Author: Chris Bohjalian
Publication Information: Doubleday. 2021. 416 pages.
ISBN: 0385542437 / 978-0385542432
Book Source: I received this book through NetGalley free of cost in exchange for an honest review.
Opening Sentence: "It was always possible that the Devil was present."
Favorite Quote: "There were people in the world who were good and people who were evil, but most of them were some mixture of both and did what they did simply because they were mortal. And her Lord? ... He knew it all and had known it all and always would know it all."
A young woman. An only daughter. An educated woman. An abusive marriage. No children. An appeal for divorce. A Puritan town looking for signs of anyone breaking tradition and anyone different. A charge of witchcraft.
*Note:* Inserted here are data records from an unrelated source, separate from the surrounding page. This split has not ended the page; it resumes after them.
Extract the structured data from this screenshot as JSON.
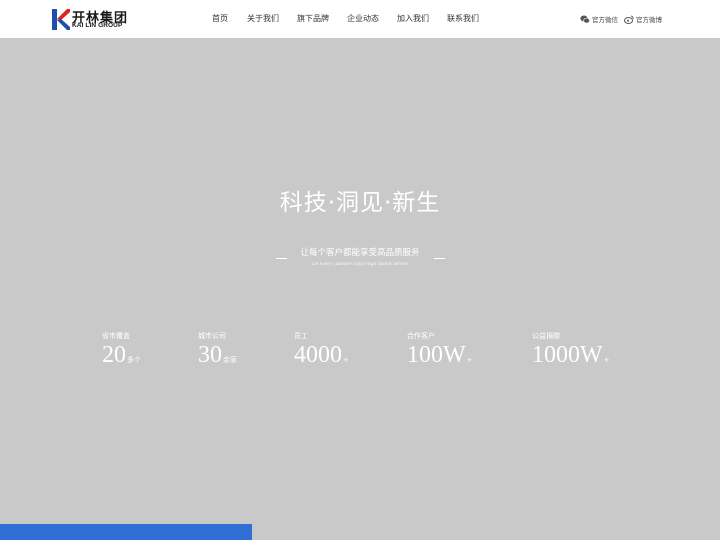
{
  "brand": {
    "name_cn": "开林集团",
    "name_en": "KAI LIN GROUP",
    "colors": {
      "red": "#d8251d",
      "blue": "#1f4fa8"
    }
  },
  "nav": {
    "items": [
      {
        "label": "首页"
      },
      {
        "label": "关于我们"
      },
      {
        "label": "旗下品牌"
      },
      {
        "label": "企业动态"
      },
      {
        "label": "加入我们"
      },
      {
        "label": "联系我们"
      }
    ]
  },
  "social": {
    "wechat": {
      "label": "官方微信",
      "icon": "wechat-icon"
    },
    "weibo": {
      "label": "官方微博",
      "icon": "weibo-icon"
    }
  },
  "hero": {
    "title": "科技·洞见·新生",
    "tagline_cn": "让每个客户都能享受高品质服务",
    "tagline_en": "Let Every Customer Enjoy High Quality Service"
  },
  "stats": [
    {
      "label": "省市覆盖",
      "value": "20",
      "suffix": "多个"
    },
    {
      "label": "城市公司",
      "value": "30",
      "suffix": "余家"
    },
    {
      "label": "员工",
      "value": "4000",
      "suffix": "+"
    },
    {
      "label": "合作客户",
      "value": "100W",
      "suffix": "+"
    },
    {
      "label": "公益捐赠",
      "value": "1000W",
      "suffix": "+"
    }
  ],
  "theme": {
    "hero_background": "#c9c9c9",
    "accent_bar": "#2f6fd6"
  }
}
This is Mary Deerfield's life in 1600s Boston. She and her family arrive in Boston when Mary is a teenager. Her father is a respected and wealthy businessman - a shipper and an importer of goods. Mary tries to play by the rules. She is a dutiful daughter. She is dutiful wife, hiding evidence of her husband's abuse. Yet, her power of independent thinking does not go well in this town. That combined with Mary's supposed friendship with suspicious persons - a supposed witch and a man who is not her husband - lead to suspicions about Mary herself. She pushes the boundary even further when escalating abuse causes her to file a petition of divorce from her husband. The issue escalates even more so when a series of circumstances lead to an accusation of witchcraft.
This book has all the elements I love about Chris Bohjalian's books. The history is researched and real. According to author interviews, the idea for this book originated in the case of Katherine Nanny Naylor in front of the Boston Court of Assistants in 1672. The case stands out because Nanny Naylor filed for and was able to win a divorce from her husband. She spend the rest of her life living independently. The records of the case can still be found in the Massachusetts Archives Collection. Interestingly, in 1992, archeologists discovered the privy of her home in Boston. Because of the wealth of artifacts found in the privy, the discovery is considered one of the most significant ones from the early colonial period.
Fascinating history aside, the book is at the same time fiction and tells a story that keeps me rapidly turning pages from beginning to the end. The characters - especially Mary herself - are well drawn and the history is so brought to life through them that I think surely, they must be real themselves. The one thing I could have done without is Mary's repeated thoughts about men and about sexual pleasure. For me, that distracts from the story about Mary's rise as a woman.
What I might expect of this book is the story of Puritan New England and a male dominated society. Yet, this book is really the story of the women. It is about the individual strength of Mary herself. It is also about the women who surround her - those who would tear each other down and those who would lift each other up.
By the nature of the time and place, the men play key, visible roles. "This may be the hour of the witch. But the Devil? He most definitely wears breeches. The Devil can only be a man." However, it is the women on whom the story and its final conclusion rests.
The epilogue ending was what I expected given the times. However, I do wish the book had ended with the strength of the women without that add on.